Hewlett Packard Enterprise is concentrating more supercomputing power in its own hands, announcing Friday a plan to acquire Cray just weeks after the high-performance computing specialist announced it’ll make what could become the fastest supercomputer ever.
HPE said it’s agreed to acquire Seattle-based Cray in an all-cash deal worth about $1.3 billion expected to close by January 2020. The acquisition of the high-performance computing company will expand HPE’s portfolio and help lower the cost of Cray’s technology such as Slingshot, a high-speed network linking computing nodes into one big supercomputer, the company said.
On May 7, the US Department of Energy said it’s working with Cray and AMD to build one of the world’s most powerful computers, called Frontier, due to arrive in 2021. It will have a performance of 1.5 exaflops, or 1.5 quintillion calculations per second, which is faster than the 1.0 exaflops supercomputer Cray is working on with Intel called the Aurora.
Supercomputers are massive machines sometimes occupying as much room as a basketball court usually used to simulate reality in extraordinary detail. That can be used for projects like reconstructing the history of the universe, estimating if decades-old nuclear weapons will still explode, designing engines and aircraft, and forecasting the effects of global climate change.

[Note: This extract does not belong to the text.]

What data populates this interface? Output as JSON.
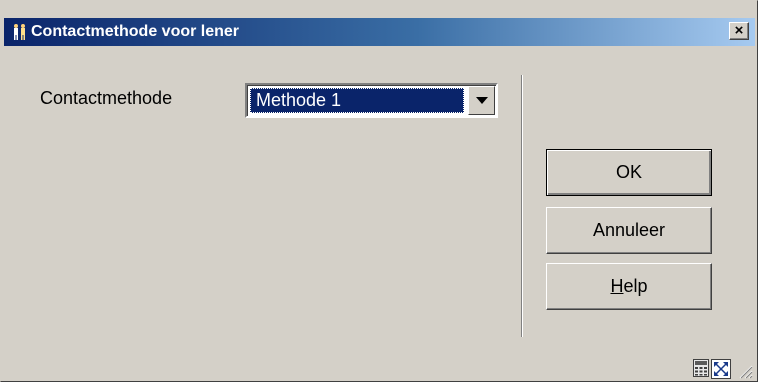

“Cray is a global technology leader in supercomputing and shares our deep commitment to innovation,” HPE President and CEO Antonio Neri said in a statement. “By combining our world-class teams and technology, we will have the opportunity to drive the next generation of high-performance computing and play an important part in advancing the way people live and work.”

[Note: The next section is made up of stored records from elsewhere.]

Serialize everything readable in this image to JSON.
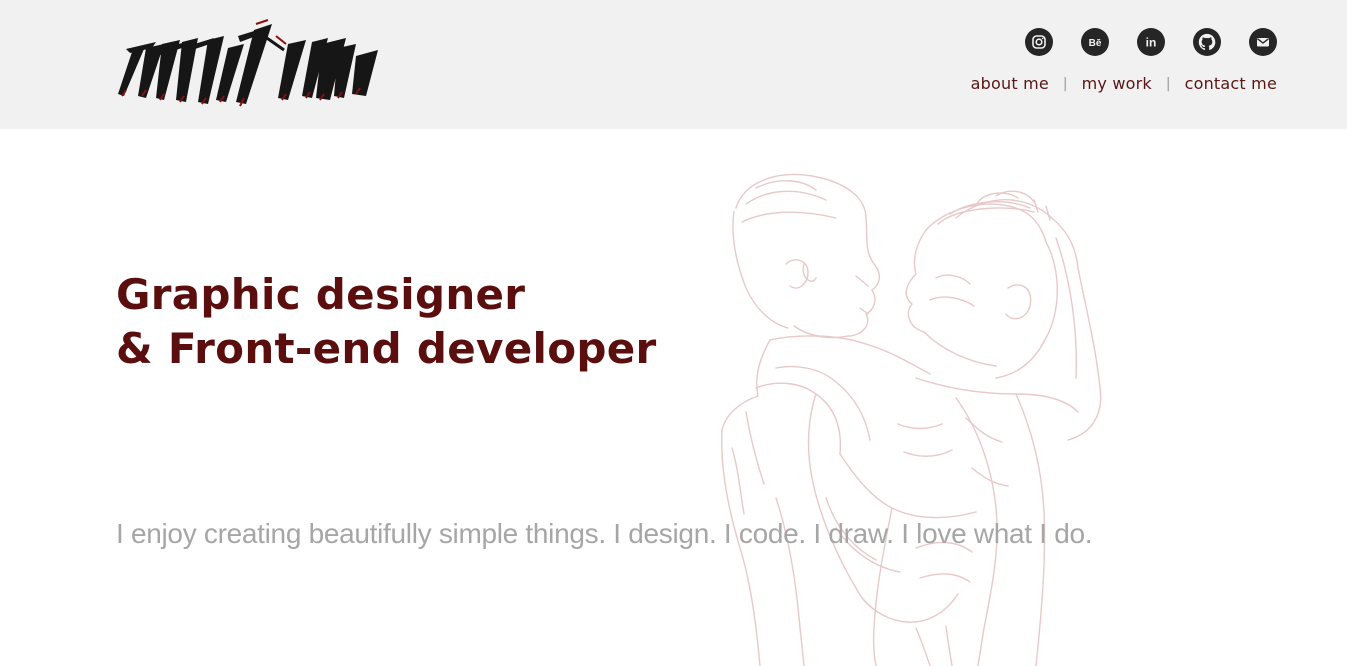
{
  "brand": {
    "logo_text": "milu",
    "logo_icon": "calligraphy-logo"
  },
  "social": [
    {
      "name": "instagram",
      "icon": "instagram-icon"
    },
    {
      "name": "behance",
      "icon": "behance-icon",
      "glyph": "Bē"
    },
    {
      "name": "linkedin",
      "icon": "linkedin-icon",
      "glyph": "in"
    },
    {
      "name": "github",
      "icon": "github-icon"
    },
    {
      "name": "email",
      "icon": "mail-icon"
    }
  ],
  "nav": {
    "items": [
      {
        "label": "about me"
      },
      {
        "label": "my work"
      },
      {
        "label": "contact me"
      }
    ],
    "separator": "|"
  },
  "hero": {
    "headline_line1": "Graphic designer",
    "headline_line2": "& Front-end developer",
    "tagline": "I enjoy creating beautifully simple things. I design. I code. I draw. I love what I do."
  },
  "colors": {
    "header_bg": "#f1f1f1",
    "accent": "#5a0e0e",
    "icon_bg": "#262626",
    "tagline": "#a6a6a6",
    "sketch_line": "#e8c9c9"
  }
}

Cray’s historic supercomputer name
The Cray name is synonymous with supercomputing. Founded by Seymour Cray in 1972 after years working on scientific computers at his earlier company, Control Data Corp., it produced a series of high-power, high-prestige machines snapped up by customers like national laboratories doing nuclear weapons research.

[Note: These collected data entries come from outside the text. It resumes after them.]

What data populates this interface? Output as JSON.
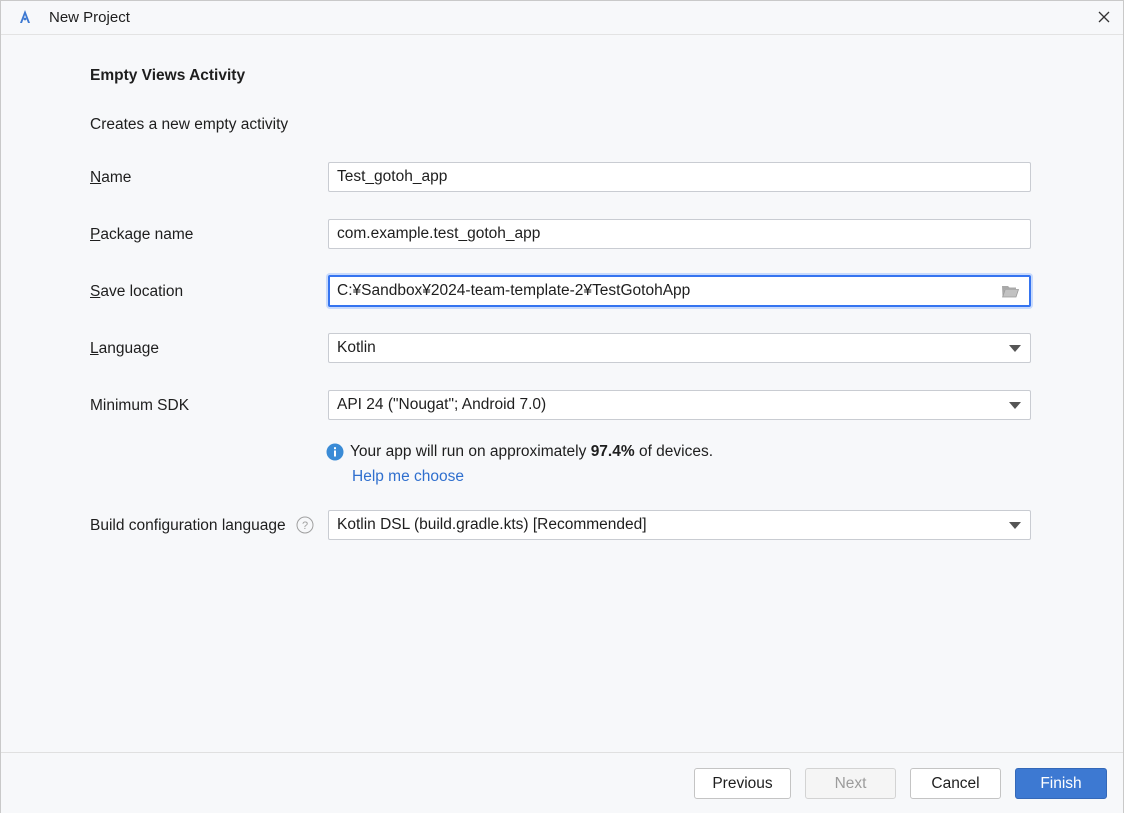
{
  "window": {
    "title": "New Project"
  },
  "content": {
    "heading": "Empty Views Activity",
    "description": "Creates a new empty activity"
  },
  "form": {
    "name": {
      "label_mnemonic": "N",
      "label_rest": "ame",
      "value": "Test_gotoh_app"
    },
    "package": {
      "label_mnemonic": "P",
      "label_rest": "ackage name",
      "value": "com.example.test_gotoh_app"
    },
    "save_location": {
      "label_mnemonic": "S",
      "label_rest": "ave location",
      "value": "C:¥Sandbox¥2024-team-template-2¥TestGotohApp",
      "icon": "folder-icon"
    },
    "language": {
      "label_mnemonic": "L",
      "label_rest": "anguage",
      "value": "Kotlin"
    },
    "min_sdk": {
      "label": "Minimum SDK",
      "value": "API 24 (\"Nougat\"; Android 7.0)"
    },
    "sdk_info": {
      "prefix": "Your app will run on approximately ",
      "percent": "97.4%",
      "suffix": " of devices.",
      "help_link": "Help me choose"
    },
    "build_config": {
      "label": "Build configuration language",
      "value": "Kotlin DSL (build.gradle.kts) [Recommended]"
    }
  },
  "footer": {
    "previous": "Previous",
    "next": "Next",
    "cancel": "Cancel",
    "finish": "Finish"
  },
  "colors": {
    "accent": "#3574f0",
    "primary_button": "#3d79d2",
    "link": "#2f6fce",
    "info_icon": "#3a8bd6"
  }
}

But supercomputing has been a tough business, and Cray’s corporate reality has changed as much as the computer technology it sells.
High-performance computing rival Silicon Graphics, later called SGI, acquired Cray in 1996, while then-hot Sun Microsystems expanded its business computing ambitions by buying Cray’s 64-processor UE10000 “Starfire” design, sold as Sun’s Enterprise 10000.
Now it’s HPE’s turn to take over, continuing its consolidation of the supercomputing market. Last year, HPE also acquired SGI. And if you need another illustration of the market’s instability, Rackable Systems acquired SGI and took over its name in 2009.
HPE and Cray didn’t immediately respond to requests for comment.
Originally published May 17, 8:23 a.m. PT.
Update, 9:54 a.m. PT: Adds more history and background.